Outre sa propre publication, l’hebdomadaire " U Ribombu di a Corsica Nazione ", l’ex-FLNC dispose donc de relais quasi institutionnels dans la presse écrite, à France 3, et dans une moindre mesure à Radio Corse Frequenza Mora (RCFM), station locale de Radio France. Cette situation est dénoncée par les représentants de l’Etat en Corse entendus par la commission. Ainsi, M. François Goudard, ancien préfet de la Haute-Corse, a mis en évidence dans un rapport remis au ministre de l’Intérieur en avril 1994, que ces médias offraient " de larges temps d’antenne à la mouvance nationaliste pour des explications sur les actes des "militants" ", c’est-à-dire les attentats perpétrés à la suite de l’opération de police conduite à Spérone le 27 mars 1994. De même, M. Bernard Lemaire qui a occupé ces fonctions jusqu’en septembre 1999, a indiqué aux membres de la commission qui l’ont rencontré à Bastia : " FR 3 n’a jamais soutenu l’Etat. Il s’est bien gardé de déplaire au milieu nationaliste comme à d’autres milieux. A Belfort, on annonce au journal la condamnation par un tribunal de M. Martin à quatre ans de prison pour avoir commis un braquage. Ici, non : il n’y a personne dans la salle d’audience à ce moment là, ni curieux, ni presse, et on ne l’annonce pas. On dit qu’une personne a été condamnée à quatre ans de prison pour braquage. Si un journaliste publiait un nom, il aurait immédiatement un problème car des amis du condamné viendraient lui dire leur préoccupation ".

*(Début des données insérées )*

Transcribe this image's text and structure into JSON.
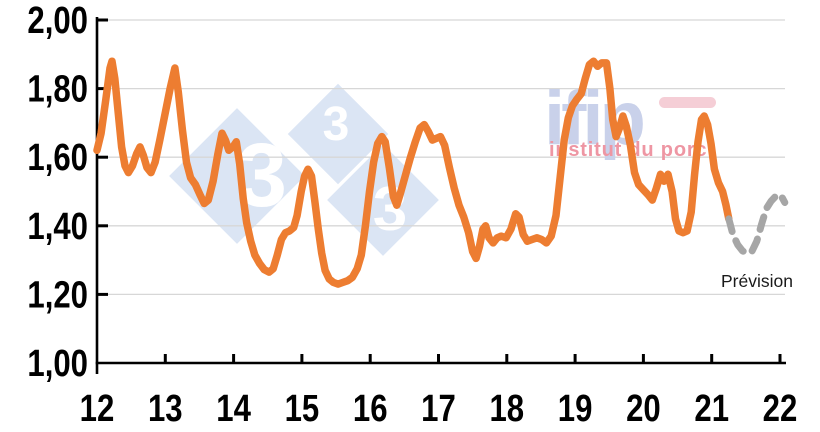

De son côté, M. Pierre Gouzenne, président du tribunal de grande instance de Bastia, a également cité deux exemples révélateurs : " J’ai jugé récemment deux nationalistes du Fiumorbu qui, le soir des dernières élections, avaient violemment frappé un capitaine de gendarmerie. L’audience était lourde. Ils ont pris dix-huit mois ferme. Ils n’ont pas fait appel. Ils ont fait publier un communiqué dans la presse pour protester contre la sévérité du verdict en faisant valoir qu’ils avaient été frappés par le gendarme. Des mafieux de la Brise de mer ont été condamnés à cinq ans de prison. Il n’y avait personne à l’audience. La presse n’en a pas parlé ".

L’attitude des médias s’explique-t-elle par la contrainte, la complaisance ou la connivence ? Il ne nous appartient pas de juger, mais il est clair que " la presse locale n’a pas eu pour caractéristique de soutenir la politique de rétablissement de l’Etat de droit ", comme l’a souligné M. Bernard Lemaire qui a précisé : " Nous nous sommes heurtés dès le départ à des éditoriaux assez vindicatifs, en particulier de M. Jean-René Laplayne. Quant aux journalistes secondaires, ils savent qu’ils évoluent dans un milieu où ils ont besoin de tout le monde et ils n’ont jamais pris le risque de soutenir la politique gouvernementale ".

Lors de son audition, M. Bernard Bonnet a souligné, à son tour, " que les relais locaux ont été faibles et que la presse locale, totalement asservie au système existant, ne nous a pas aidés ". Il confirmait ainsi les observations écrites qu’il avait transmises au ministre de l’Intérieur en décembre 1998 selon lesquelles " la presse locale (écrite surtout) distille quotidiennement le message des adversaires de la politique de retour l’Etat de droit. Elle a créé le mythe de l’Etat de droit contre l’économie, elle a encouragé les discours sur la "répression locale", elle a soutenu le mouvement du STC (syndicat des travailleurs corses) en espérant le blocage de l’île ".

Toutefois, l’ancien préfet de Corse, tout en dénonçant les médias locaux, s’en est abondamment servi.